(Seat and back were sanded; gesso was applied to area to be painted; at least two coats of acrylic paint were used; then an isolation coat; finally, three coats of archival satin varnish. All products were manufactured by Golden Acrylics.)
A child's golden oak chair was delivered; I waited for it to tell me what it wanted to be. It said "I'm already beautiful and would like to be a footstool."
All my paintings have been on canvas or panels--a chair seat calls for a different perspective. I considered a painting of a robin's nest, or birds looking down at a parking lot (deciding which car to bomb), or a cup of spilled coffee. I wanted the beauty of the wood to show so I chose a napkin with cut-work; I don't have one so I made it up. What to put on the napkin--fruit, but fruit is boring. I saw a watermelon at the produce stand--not a seedless one but one with black seeds--like the ones from childhood.

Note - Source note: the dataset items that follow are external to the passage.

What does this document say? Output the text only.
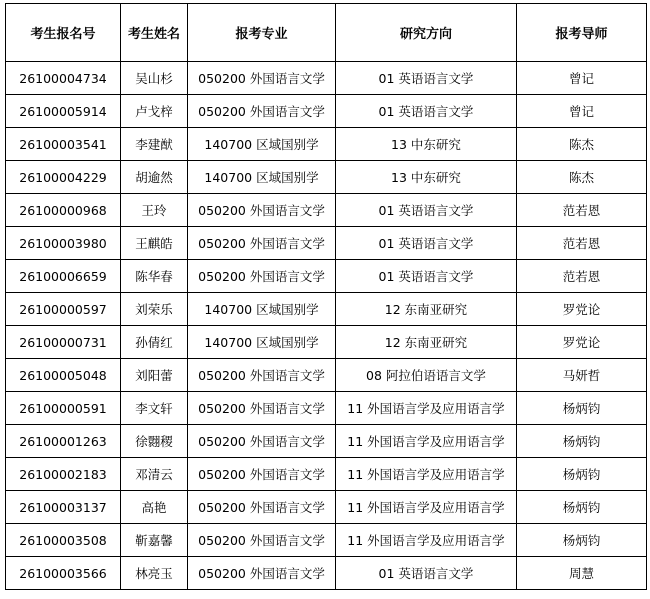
考生报名号	考生姓名	报考专业	研究方向	报考导师
26100004734	吴山杉	050200 外国语言文学	01 英语语言文学	曾记
26100005914	卢戈梓	050200 外国语言文学	01 英语语言文学	曾记
26100003541	李建猷	140700 区域国别学	13 中东研究	陈杰
26100004229	胡逾然	140700 区域国别学	13 中东研究	陈杰
26100000968	王玲	050200 外国语言文学	01 英语语言文学	范若恩
26100003980	王麒皓	050200 外国语言文学	01 英语语言文学	范若恩
26100006659	陈华春	050200 外国语言文学	01 英语语言文学	范若恩
26100000597	刘荣乐	140700 区域国别学	12 东南亚研究	罗党论
26100000731	孙倩红	140700 区域国别学	12 东南亚研究	罗党论
26100005048	刘阳蕾	050200 外国语言文学	08 阿拉伯语语言文学	马妍哲
26100000591	李文轩	050200 外国语言文学	11 外国语言学及应用语言学	杨炳钧
26100001263	徐翾稷	050200 外国语言文学	11 外国语言学及应用语言学	杨炳钧
26100002183	邓清云	050200 外国语言文学	11 外国语言学及应用语言学	杨炳钧
26100003137	高艳	050200 外国语言文学	11 外国语言学及应用语言学	杨炳钧
26100003508	靳嘉馨	050200 外国语言文学	11 外国语言学及应用语言学	杨炳钧
26100003566	林亮玉	050200 外国语言文学	01 英语语言文学	周慧
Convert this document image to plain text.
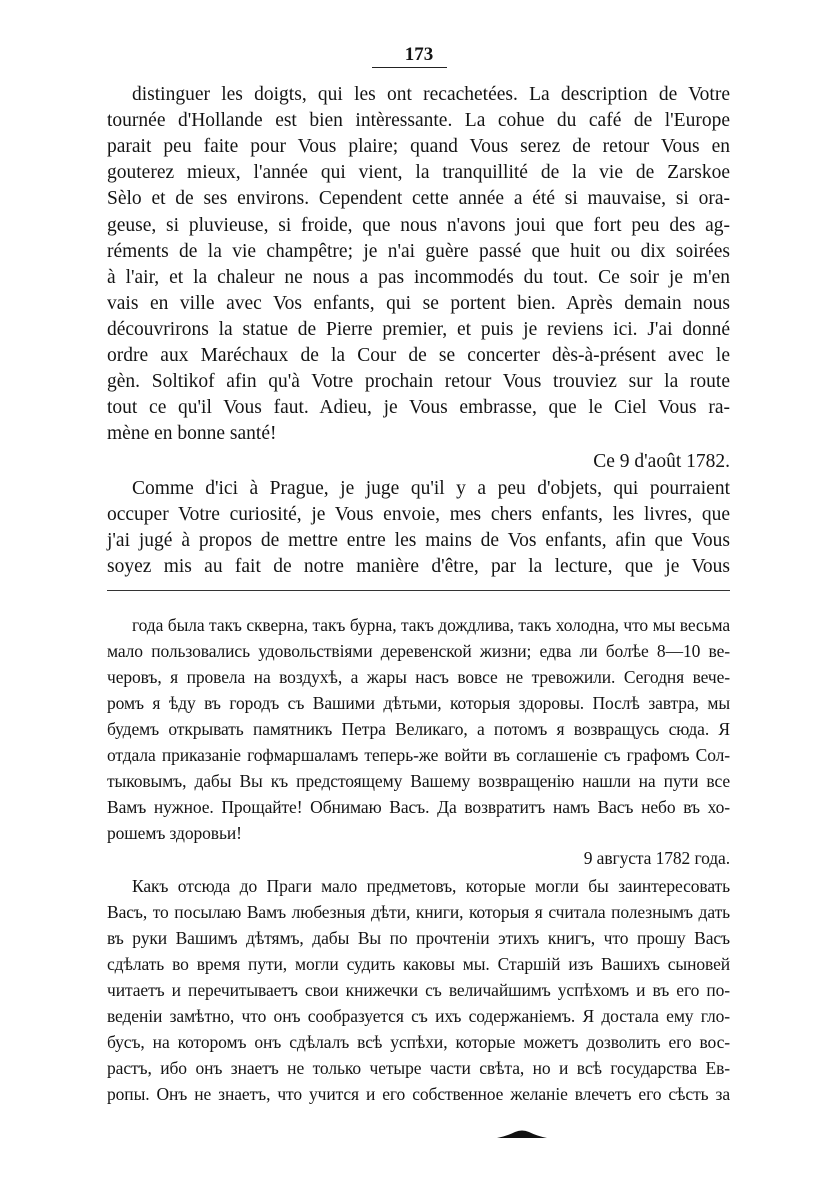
173
distinguer les doigts, qui les ont recachetées. La description de Votre
tournée d'Hollande est bien intèressante. La cohue du café de l'Europe
parait peu faite pour Vous plaire; quand Vous serez de retour Vous en
gouterez mieux, l'année qui vient, la tranquillité de la vie de Zarskoe
Sèlo et de ses environs. Cependent cette année a été si mauvaise, si ora-
geuse, si pluvieuse, si froide, que nous n'avons joui que fort peu des ag-
réments de la vie champêtre; je n'ai guère passé que huit ou dix soirées
à l'air, et la chaleur ne nous a pas incommodés du tout. Ce soir je m'en
vais en ville avec Vos enfants, qui se portent bien. Après demain nous
découvrirons la statue de Pierre premier, et puis je reviens ici. J'ai donné
ordre aux Maréchaux de la Cour de se concerter dès-à-présent avec le
gèn. Soltikof afin qu'à Votre prochain retour Vous trouviez sur la route
tout ce qu'il Vous faut. Adieu, je Vous embrasse, que le Ciel Vous ra-
mène en bonne santé!
Ce 9 d'août 1782.
Comme d'ici à Prague, je juge qu'il y a peu d'objets, qui pourraient
occuper Votre curiosité, je Vous envoie, mes chers enfants, les livres, que
j'ai jugé à propos de mettre entre les mains de Vos enfants, afin que Vous
soyez mis au fait de notre manière d'être, par la lecture, que je Vous
года была такъ скверна, такъ бурна, такъ дождлива, такъ холодна, что мы весьма
мало пользовались удовольствіями деревенской жизни; едва ли болѣе 8—10 ве-
черовъ, я провела на воздухѣ, а жары насъ вовсе не тревожили. Сегодня вече-
ромъ я ѣду въ городъ съ Вашими дѣтьми, которыя здоровы. Послѣ завтра, мы
будемъ открывать памятникъ Петра Великаго, а потомъ я возвращусь сюда. Я
отдала приказаніе гофмаршаламъ теперь-же войти въ соглашеніе съ графомъ Сол-
тыковымъ, дабы Вы къ предстоящему Вашему возвращенію нашли на пути все
Вамъ нужное. Прощайте! Обнимаю Васъ. Да возвратитъ намъ Васъ небо въ хо-
рошемъ здоровьи!
9 августа 1782 года.
Какъ отсюда до Праги мало предметовъ, которые могли бы заинтересовать
Васъ, то посылаю Вамъ любезныя дѣти, книги, которыя я считала полезнымъ дать
въ руки Вашимъ дѣтямъ, дабы Вы по прочтеніи этихъ книгъ, что прошу Васъ
сдѣлать во время пути, могли судить каковы мы. Старшій изъ Вашихъ сыновей
читаетъ и перечитываетъ свои книжечки съ величайшимъ успѣхомъ и въ его по-
веденіи замѣтно, что онъ сообразуется съ ихъ содержаніемъ. Я достала ему гло-
бусъ, на которомъ онъ сдѣлалъ всѣ успѣхи, которые можетъ дозволить его вос-
растъ, ибо онъ знаетъ не только четыре части свѣта, но и всѣ государства Ев-
ропы. Онъ не знаетъ, что учится и его собственное желаніе влечетъ его сѣсть за
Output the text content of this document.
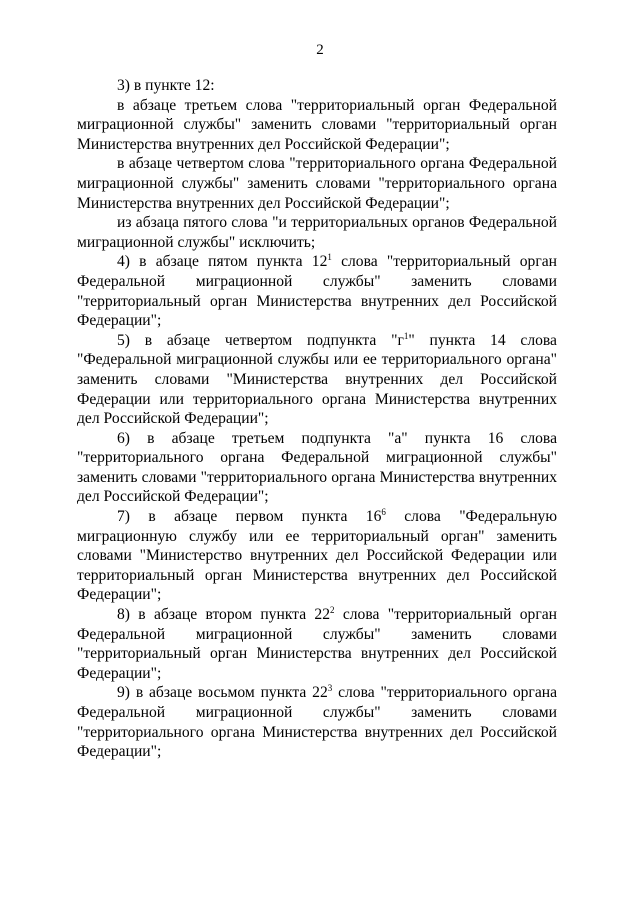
2

3) в пункте 12:

в абзаце третьем слова "территориальный орган Федеральной миграционной службы" заменить словами "территориальный орган Министерства внутренних дел Российской Федерации";

в абзаце четвертом слова "территориального органа Федеральной миграционной службы" заменить словами "территориального органа Министерства внутренних дел Российской Федерации";

из абзаца пятого слова "и территориальных органов Федеральной миграционной службы" исключить;

4) в абзаце пятом пункта $12^1$ слова "территориальный орган Федеральной миграционной службы" заменить словами "территориальный орган Министерства внутренних дел Российской Федерации";

5) в абзаце четвертом подпункта "$г^1$" пункта 14 слова "Федеральной миграционной службы или ее территориального органа" заменить словами "Министерства внутренних дел Российской Федерации или территориального органа Министерства внутренних дел Российской Федерации";

6) в абзаце третьем подпункта "а" пункта 16 слова "территориального органа Федеральной миграционной службы" заменить словами "территориального органа Министерства внутренних дел Российской Федерации";

7) в абзаце первом пункта $16^6$ слова "Федеральную миграционную службу или ее территориальный орган" заменить словами "Министерство внутренних дел Российской Федерации или территориальный орган Министерства внутренних дел Российской Федерации";

8) в абзаце втором пункта $22^2$ слова "территориальный орган Федеральной миграционной службы" заменить словами "территориальный орган Министерства внутренних дел Российской Федерации";

9) в абзаце восьмом пункта $22^3$ слова "территориального органа Федеральной миграционной службы" заменить словами "территориального органа Министерства внутренних дел Российской Федерации";
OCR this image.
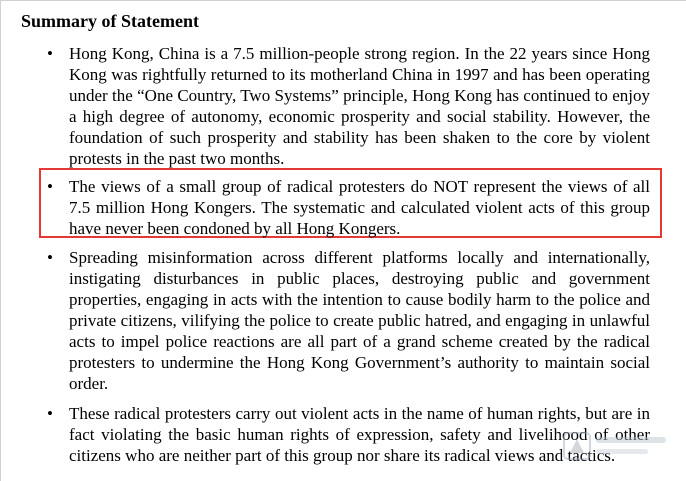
Summary of Statement
• Hong Kong, China is a 7.5 million-people strong region. In the 22 years since Hong Kong was rightfully returned to its motherland China in 1997 and has been operating under the “One Country, Two Systems” principle, Hong Kong has continued to enjoy a high degree of autonomy, economic prosperity and social stability. However, the foundation of such prosperity and stability has been shaken to the core by violent protests in the past two months.

• The views of a small group of radical protesters do NOT represent the views of all 7.5 million Hong Kongers. The systematic and calculated violent acts of this group have never been condoned by all Hong Kongers.

• Spreading misinformation across different platforms locally and internationally, instigating disturbances in public places, destroying public and government properties, engaging in acts with the intention to cause bodily harm to the police and private citizens, vilifying the police to create public hatred, and engaging in unlawful acts to impel police reactions are all part of a grand scheme created by the radical protesters to undermine the Hong Kong Government’s authority to maintain social order.

• These radical protesters carry out violent acts in the name of human rights, but are in fact violating the basic human rights of expression, safety and livelihood of other citizens who are neither part of this group nor share its radical views and tactics.
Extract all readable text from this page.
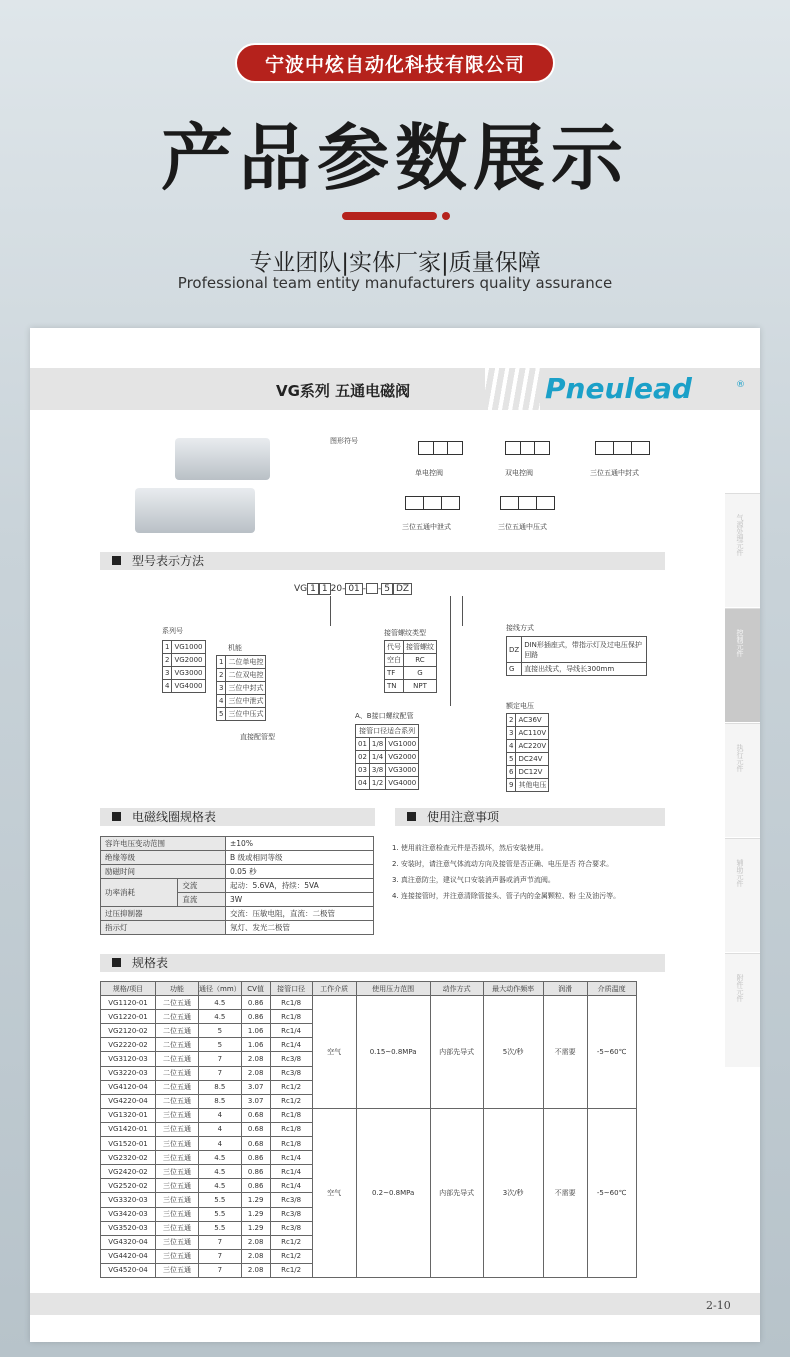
宁波中炫自动化科技有限公司
产品参数展示
专业团队|实体厂家|质量保障
Professional team entity manufacturers quality assurance
VG系列 五通电磁阀	Pneulead	®
图形符号
单电控阀	双电控阀	三位五通中封式
三位五通中泄式	三位五通中压式	气源处理元件
控制元件
执行元件
辅助元件
附件元件
型号表示方法
VG 1 1 20- 01 - - 5 DZ
系列号
1	VG1000
2	VG2000
3	VG3000
4	VG4000
机能
1	二位单电控
2	二位双电控
3	三位中封式
4	三位中泄式
5	三位中压式
直接配管型
接管螺纹类型
代号	接管螺纹
空白	RC
TF	G
TN	NPT
A、B接口螺纹配管
接管口径适合系列		
01	1/8	VG1000
02	1/4	VG2000
03	3/8	VG3000
04	1/2	VG4000
接线方式
DZ	DIN形插座式，带指示灯及过电压保护回路
G	直接出线式，导线长300mm
额定电压
2	AC36V
3	AC110V
4	AC220V
5	DC24V
6	DC12V
9	其他电压
电磁线圈规格表
容许电压变动范围		±10%
绝缘等级		B 级或相同等级
励磁时间		0.05 秒
功率消耗	交流	起动：5.6VA，持续：5VA
	直流	3W
过压抑制器		交流：压敏电阻，直流：二极管
指示灯		氖灯、发光二极管
使用注意事项
1. 使用前注意检查元件是否损坏，然后安装使用。
2. 安装时，请注意气体流动方向及接管是否正确、电压是否 符合要求。
3. 真注意防尘，建议气口安装消声器或消声节流阀。
4. 连接接管时，并注意清除管接头、管子内的金属颗粒、粉 尘及油污等。
规格表
规格/项目	功能	通径（mm）	CV值	接管口径	工作介质	使用压力范围	动作方式	最大动作频率	润滑	介质温度
VG1120-01	二位五通	4.5	0.86	Rc1/8	空气	0.15~0.8MPa	内部先导式	5次/秒	不需要	-5~60℃
VG1220-01	二位五通	4.5	0.86	Rc1/8						
VG2120-02	二位五通	5	1.06	Rc1/4						
VG2220-02	二位五通	5	1.06	Rc1/4						
VG3120-03	二位五通	7	2.08	Rc3/8						
VG3220-03	二位五通	7	2.08	Rc3/8						
VG4120-04	二位五通	8.5	3.07	Rc1/2						
VG4220-04	二位五通	8.5	3.07	Rc1/2						
VG1320-01	三位五通	4	0.68	Rc1/8	空气	0.2~0.8MPa	内部先导式	3次/秒	不需要	-5~60℃
VG1420-01	三位五通	4	0.68	Rc1/8						
VG1520-01	三位五通	4	0.68	Rc1/8						
VG2320-02	三位五通	4.5	0.86	Rc1/4						
VG2420-02	三位五通	4.5	0.86	Rc1/4						
VG2520-02	三位五通	4.5	0.86	Rc1/4						
VG3320-03	三位五通	5.5	1.29	Rc3/8						
VG3420-03	三位五通	5.5	1.29	Rc3/8						
VG3520-03	三位五通	5.5	1.29	Rc3/8						
VG4320-04	三位五通	7	2.08	Rc1/2						
VG4420-04	三位五通	7	2.08	Rc1/2						
VG4520-04	三位五通	7	2.08	Rc1/2						
2-10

I remembered summer Saturday nights as a child. Friends gathered at our country store--ten to twelve children. We played hide-and-seek, red rover, and jumped rope. A parent would bring out a home-grown watermelon and a large butcher knife. One well-placed whack of the knife cut three-quarters through the watermelon; then it was broken in half. The same method was used for each slice. We stood and ate our slices, bent over to keep drips off our clothes. I'd look up and see an older boy holding his dripping rind. "I'm gonna wash your face!" I'd run screaming and laughing through the yard; he'd catch me and rub the rind all over my face and hair. To bugs, I was the most attractive being in the Universe.
I don't think the bugs looked like these--I spent a lot of time researching flies. I know that they have large eyes and six legs. I could not determine whether their wings go up and down or back and forth. I guess these are Farber flies.
Working conditions were not ideal; I improvised. The chair fit perfectly over my trash can--just the right height.